Saturday, November 4, 2017
Columbian (Hyatt Regency Chicago)

*Names in bold indicate Presenter

Daniel Berger1, Cassandra Hart2, Brian Jacob1 and Susanna Loeb3, (1)University of Michigan, (2)University of California, Davis, (3)Stanford University


The use of virtual courses has been rapidly expanding in the K-12 sector over the last several decades. One reason for the burgeoning popularity of these courses is that they offer students the possibility of allowing atypical course progression; for instance, they allow students to remediate courses to catch up with their peers on their own schedule. Survey research suggests that the desire to facilitate off-time course progressions are a factor that motivates administrators to offer them (Picciano et al., 2012). Popular media reports suggest that these considerations may be impacting summer school offerings: For instance, a 2012 National Public Radio story[1]reported that many districts in Florida have substantially scaled back summer school offerings, instead encouraging students to enroll in online courses to remediate courses failed during the school-year.

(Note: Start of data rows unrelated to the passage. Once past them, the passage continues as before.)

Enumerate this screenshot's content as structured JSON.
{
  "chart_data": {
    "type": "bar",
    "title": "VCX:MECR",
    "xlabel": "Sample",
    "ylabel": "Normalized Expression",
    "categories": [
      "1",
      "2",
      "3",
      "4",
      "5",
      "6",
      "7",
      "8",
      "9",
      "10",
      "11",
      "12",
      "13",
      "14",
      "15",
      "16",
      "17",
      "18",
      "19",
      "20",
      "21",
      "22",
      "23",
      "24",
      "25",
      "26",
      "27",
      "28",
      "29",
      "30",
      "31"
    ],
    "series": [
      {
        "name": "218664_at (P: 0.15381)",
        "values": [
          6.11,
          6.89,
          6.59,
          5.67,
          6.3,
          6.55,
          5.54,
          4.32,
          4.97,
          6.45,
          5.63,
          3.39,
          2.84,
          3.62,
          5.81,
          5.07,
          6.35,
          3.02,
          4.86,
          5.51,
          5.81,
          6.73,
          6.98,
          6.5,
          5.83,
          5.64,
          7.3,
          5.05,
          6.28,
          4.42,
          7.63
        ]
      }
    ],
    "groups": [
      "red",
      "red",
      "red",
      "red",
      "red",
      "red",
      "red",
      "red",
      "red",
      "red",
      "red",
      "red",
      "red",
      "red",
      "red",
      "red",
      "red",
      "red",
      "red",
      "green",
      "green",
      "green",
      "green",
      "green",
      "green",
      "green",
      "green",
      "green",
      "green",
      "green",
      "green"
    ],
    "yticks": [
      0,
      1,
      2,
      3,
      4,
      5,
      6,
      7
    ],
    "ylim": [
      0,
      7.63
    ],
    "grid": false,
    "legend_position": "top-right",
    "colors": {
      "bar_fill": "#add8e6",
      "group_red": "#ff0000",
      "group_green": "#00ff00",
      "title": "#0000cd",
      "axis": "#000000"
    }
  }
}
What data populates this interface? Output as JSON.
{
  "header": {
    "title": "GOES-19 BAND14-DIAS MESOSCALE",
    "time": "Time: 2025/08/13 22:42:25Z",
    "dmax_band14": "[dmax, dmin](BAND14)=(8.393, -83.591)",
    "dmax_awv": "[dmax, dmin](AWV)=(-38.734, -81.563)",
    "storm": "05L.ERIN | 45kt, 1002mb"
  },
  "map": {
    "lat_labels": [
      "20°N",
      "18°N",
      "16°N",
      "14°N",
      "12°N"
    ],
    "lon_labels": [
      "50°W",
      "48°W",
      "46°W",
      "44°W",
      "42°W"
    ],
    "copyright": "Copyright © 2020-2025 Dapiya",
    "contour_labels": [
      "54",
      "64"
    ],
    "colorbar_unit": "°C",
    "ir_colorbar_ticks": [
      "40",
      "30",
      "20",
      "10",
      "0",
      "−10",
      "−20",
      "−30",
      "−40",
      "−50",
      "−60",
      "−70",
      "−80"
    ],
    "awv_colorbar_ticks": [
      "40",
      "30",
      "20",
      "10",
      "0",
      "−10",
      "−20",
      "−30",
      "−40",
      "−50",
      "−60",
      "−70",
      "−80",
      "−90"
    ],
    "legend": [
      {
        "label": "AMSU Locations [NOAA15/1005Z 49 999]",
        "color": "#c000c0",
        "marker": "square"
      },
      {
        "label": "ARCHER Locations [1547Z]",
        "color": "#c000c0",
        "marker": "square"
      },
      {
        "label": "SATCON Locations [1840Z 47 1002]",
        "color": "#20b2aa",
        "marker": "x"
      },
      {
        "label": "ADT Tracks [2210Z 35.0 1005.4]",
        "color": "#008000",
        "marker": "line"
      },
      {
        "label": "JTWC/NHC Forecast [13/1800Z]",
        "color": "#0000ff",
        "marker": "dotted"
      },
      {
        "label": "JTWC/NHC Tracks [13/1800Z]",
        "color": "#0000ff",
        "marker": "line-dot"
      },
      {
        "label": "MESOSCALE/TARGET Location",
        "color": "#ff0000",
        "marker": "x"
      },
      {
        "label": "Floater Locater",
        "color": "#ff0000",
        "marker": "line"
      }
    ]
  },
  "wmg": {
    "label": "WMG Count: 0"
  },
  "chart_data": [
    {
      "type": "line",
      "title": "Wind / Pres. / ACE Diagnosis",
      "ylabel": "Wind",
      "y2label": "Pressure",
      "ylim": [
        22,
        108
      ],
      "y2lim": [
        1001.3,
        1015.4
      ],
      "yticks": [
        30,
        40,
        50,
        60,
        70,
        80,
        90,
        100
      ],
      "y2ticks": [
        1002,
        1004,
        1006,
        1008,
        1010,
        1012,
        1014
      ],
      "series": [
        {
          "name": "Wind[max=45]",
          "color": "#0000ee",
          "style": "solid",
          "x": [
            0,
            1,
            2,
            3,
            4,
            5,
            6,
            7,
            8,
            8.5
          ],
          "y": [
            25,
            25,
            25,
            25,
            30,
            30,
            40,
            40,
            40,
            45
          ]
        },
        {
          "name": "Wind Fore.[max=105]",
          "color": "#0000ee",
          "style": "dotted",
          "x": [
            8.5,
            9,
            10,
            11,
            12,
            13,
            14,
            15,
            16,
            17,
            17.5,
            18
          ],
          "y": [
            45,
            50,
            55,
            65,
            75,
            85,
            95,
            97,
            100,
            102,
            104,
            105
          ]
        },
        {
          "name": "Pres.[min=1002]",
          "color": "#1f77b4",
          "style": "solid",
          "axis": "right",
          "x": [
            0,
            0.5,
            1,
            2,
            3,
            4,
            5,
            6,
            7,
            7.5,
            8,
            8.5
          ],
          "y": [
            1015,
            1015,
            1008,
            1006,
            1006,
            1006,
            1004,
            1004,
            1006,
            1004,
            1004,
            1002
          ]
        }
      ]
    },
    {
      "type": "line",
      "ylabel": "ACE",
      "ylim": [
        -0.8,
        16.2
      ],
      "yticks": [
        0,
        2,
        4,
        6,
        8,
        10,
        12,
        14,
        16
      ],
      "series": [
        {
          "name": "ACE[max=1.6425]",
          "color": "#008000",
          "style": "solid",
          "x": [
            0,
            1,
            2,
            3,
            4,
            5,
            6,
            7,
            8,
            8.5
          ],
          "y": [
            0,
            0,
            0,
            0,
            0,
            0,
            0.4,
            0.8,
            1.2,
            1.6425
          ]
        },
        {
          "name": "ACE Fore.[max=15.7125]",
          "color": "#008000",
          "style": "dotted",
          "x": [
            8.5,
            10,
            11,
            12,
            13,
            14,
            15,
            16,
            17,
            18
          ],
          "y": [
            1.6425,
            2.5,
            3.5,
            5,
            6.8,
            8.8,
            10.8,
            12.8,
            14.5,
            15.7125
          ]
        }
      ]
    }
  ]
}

However, little is known about how student course progression differs following online remedial courses compared to face-to-face alternatives. We exploit variation in face-to-face summer offerings to explore whether virtual or face-to-face alternatives better promote student academic outcomes for 9th and 10thgrade students in Florida. Specifically, we use an instrumental variables strategy that exploits variation over time in whether a school offers a particular course in a face-to-face summer school session to predict the likelihood that students who fail the course during the academic year take online (rather than face-to-face) remedial courses. Florida is an ideal setting for this study in that it 1)hosts the largest K-12 virtual schooling sector in the country (Watson, 2015), 2)offers highly detailed data that allow us to observe virtual enrollment at the course level, and 3)offers variation over time in the extensiveness of summer course offerings.

Our primary outcomes of interest will focus on course progression. Specifically, we look at whether online remediation affects both the likelihood that students are observed in a future, follow-on course, as well as performance in that follow-on course. For instance, for English I, English II is examined as the logical follow-on course. Focusing on next-course enrollment and performance avoids the concern that contemporaneous course performance outcomes (such as remedial course grade) may be subject to different standards in online versus face-to-face institutions. As a final outcome, we additionally explore whether students who take online courses are differentially likely to persist in school (i.e., to continue to appear in our data as of the year they would be expected to enter 12thgrade).

These results will have important implications for districts as they consider how heavily to rely on virtual courses to meet the remediation needs of students.